Here we couple original links between diabetes and vitamin C with RBCs as a key cell type; oxidized vitamin C (dehydroascorbic acid, DHA) as a key transported substrate; and the chemical structure similarity between DHA and glucose (Vera et al., 1993; Rumsey et al., 1997; Corpe et al., 2013). For nearly all tissues, ascorbate transport is mediated by sodium-dependent vitamin C transporter SVCT2 (Sotiriou et al., 2002). However, SVCT2 is absent from RBCs (May et al., 2007). Because RBCs contain ascorbate (Li et al., 2012), another transport mechanism exists. It is likely that the product of ascorbate oxidation, dehydroascorbic acid, is transported on facilitated glucose transporters (GLUTs) and immediately reduced to ascorbate within RBCs (Hughes and Maton, 1968; Bianchi and Rose, 1986; Mendiratta et al., 1998).

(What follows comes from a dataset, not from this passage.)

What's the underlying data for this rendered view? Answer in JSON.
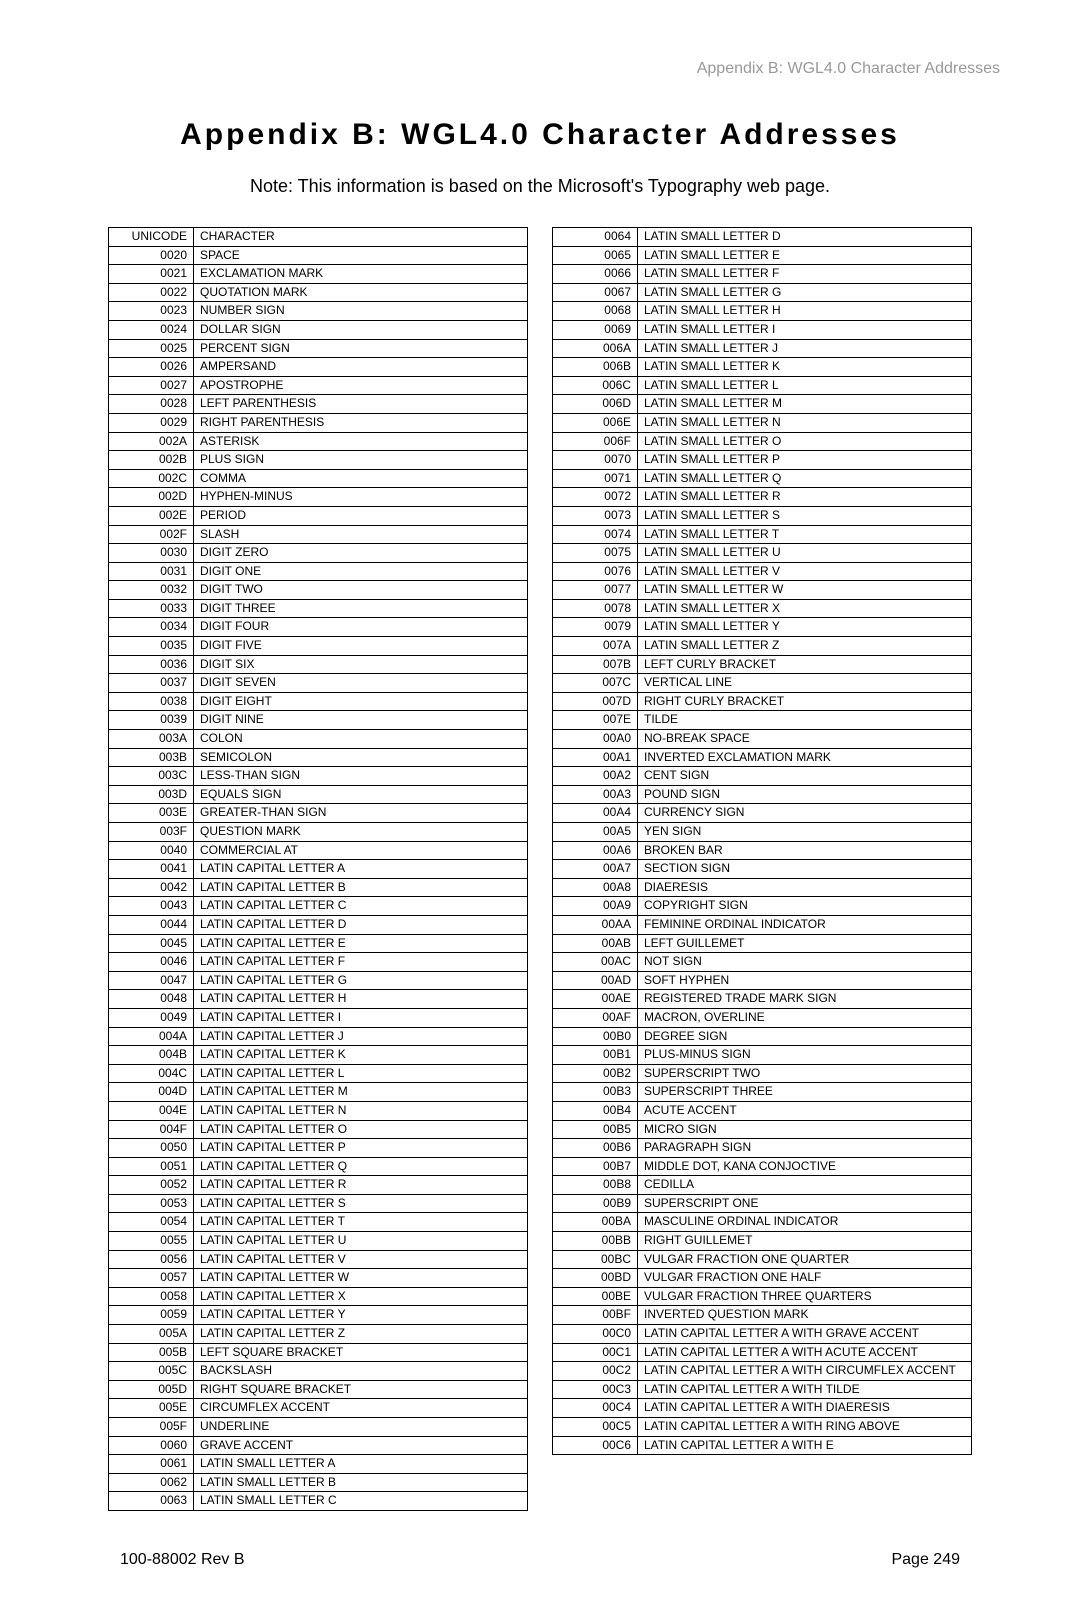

Based on expressed transporter data, hyperglycemia from diabetes could inhibit dehydroascorbic acid entry into RBCs (Vera et al., 1993; Rumsey et al., 1997). Some data do not support this rationale, but experiments were performed using DHA concentrations 2–3 orders of magnitude above physiological concentrations, and indirect assays that did not account for substrate degradation (Montel-Hagen et al., 2008a; Sage and Carruthers, 2014). Lower DHA concentrations could not be investigated due to assay limitations, also precluding accurate RBC ascorbate measurements (May et al., 2001; Montel-Hagen et al., 2008a; Li et al., 2012).